At a height of 12.5 m a ball traveling vertically is found to be going 5.0 m/s.

How fast was the ball initially thrown upward off the ground?
*SOLVE USING ENERGY

Answer 1

The Initial Velocity is 16.44 m/s

Step-by-step explanation:

The conservation of energy: As an object falls from rest, its gravitational potential energy (GPE) is converted to kinetic energy (KE). The conservation of energy lets you calculate of the velocity just before it hits the surface.

`GPE=mgh`

`KE=(1)/(2) mv^(2)`

`(1)/(2) mv^(2) =mgh`

Initial Kinetic Energy + Initial Potential Energy = Final Kinetic Energy + Final Potential Energy.

`(1)/(2) mv_(i) ^(2) +mgh_(i)= (1)/(2) mv_(f) ^(2) +mgh_(f)`

Now we have 6 variables.

• Mass
• Initial Velocity
• Gravity
• Initial Height
• Final Velocity
• Final Height

Lets solve for Initial Velocity.

`(1)/(2) mv_(i) ^(2) +mgh_(i)= (1)/(2) mv_(f) ^(2) +mgh_(f)`

Cancel the common factor
`m`.

`(1)/(2) v_(i) ^(2) +gh_(i)= (1)/(2) v_(f) ^(2) +gh_(f)`

Simplify both sides.

`(v_(i) ^(2) )/(2) +gh_(i)= (v_(f) ^(2))/(2) +gh_(f)`

Subtract
`gh_(i)` from both sides of the equation.

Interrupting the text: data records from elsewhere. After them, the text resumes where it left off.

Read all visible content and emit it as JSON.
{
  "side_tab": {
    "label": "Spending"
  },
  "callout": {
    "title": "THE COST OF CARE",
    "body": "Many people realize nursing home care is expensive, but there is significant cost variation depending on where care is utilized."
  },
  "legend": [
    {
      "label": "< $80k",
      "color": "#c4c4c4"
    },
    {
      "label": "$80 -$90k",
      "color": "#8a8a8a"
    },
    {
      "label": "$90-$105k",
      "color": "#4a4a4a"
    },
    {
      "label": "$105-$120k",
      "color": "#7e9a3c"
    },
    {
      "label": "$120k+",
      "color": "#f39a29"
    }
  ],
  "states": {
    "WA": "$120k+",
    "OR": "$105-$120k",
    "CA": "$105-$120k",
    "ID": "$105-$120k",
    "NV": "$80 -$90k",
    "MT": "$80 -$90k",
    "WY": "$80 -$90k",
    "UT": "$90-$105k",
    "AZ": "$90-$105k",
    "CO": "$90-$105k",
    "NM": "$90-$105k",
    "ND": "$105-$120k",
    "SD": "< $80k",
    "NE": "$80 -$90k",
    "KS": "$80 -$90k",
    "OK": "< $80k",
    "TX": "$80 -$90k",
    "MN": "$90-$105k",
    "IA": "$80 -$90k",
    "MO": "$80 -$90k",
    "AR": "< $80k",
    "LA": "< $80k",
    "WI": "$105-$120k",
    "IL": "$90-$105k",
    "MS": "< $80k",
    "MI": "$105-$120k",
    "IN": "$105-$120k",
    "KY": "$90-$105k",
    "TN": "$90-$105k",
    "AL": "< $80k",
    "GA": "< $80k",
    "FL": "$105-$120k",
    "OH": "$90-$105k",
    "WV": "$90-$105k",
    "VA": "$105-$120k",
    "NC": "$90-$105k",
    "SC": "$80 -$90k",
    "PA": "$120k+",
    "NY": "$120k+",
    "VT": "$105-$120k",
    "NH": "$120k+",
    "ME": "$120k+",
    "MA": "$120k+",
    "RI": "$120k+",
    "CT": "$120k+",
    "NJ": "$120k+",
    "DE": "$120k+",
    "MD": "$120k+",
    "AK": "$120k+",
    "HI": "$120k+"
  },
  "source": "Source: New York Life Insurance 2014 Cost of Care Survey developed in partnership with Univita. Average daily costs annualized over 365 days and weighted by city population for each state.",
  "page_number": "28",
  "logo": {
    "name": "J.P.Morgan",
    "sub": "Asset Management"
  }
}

`(v_(i) ^(2) )/(2) = (v_(f) ^(2))/(2) +gh_(f)-gh_(i)`

Multiply both sides of the equation by 2.

`2(v_(i) ^(2) )/(2) =2( (v_(f) ^(2))/(2) +gh_(f)-gh_(i))`

Simplify both sides of the equation.

Cancel the common factor of 2 on the left side.

`{v_(i) ^(2) =2( (v_(f) ^(2))/(2) +gh_(f)-gh_(i))`

Simplify the right side.

Apply the distributive property.

`{v_(i) ^(2) =2(v_(f) ^(2))/(2) +2(gh_(f))-2(gh_(i))`

Cancel the common factor of 2.

`{v_(i) ^(2) ={v_(f) ^(2) +2gh_(f)-2gh_(i)`

Take the square root of both sides of the equation to eliminate the exponent on the left side.

`{v_(i) =\sqrt{{v_(f) ^(2) +2gh_(f)-2gh_(i)}`

We are given

`g=9.81`

`h_i=0`

`h_f=12.5`

`v_f=5`

Substitute our values into the equation.

`v_i=√(25+(2*9.81*12.5)-(2*9.81*0))`

`v_i=√(25+245.25)`

`v_i=√(270.25)`

`v_i=16.44`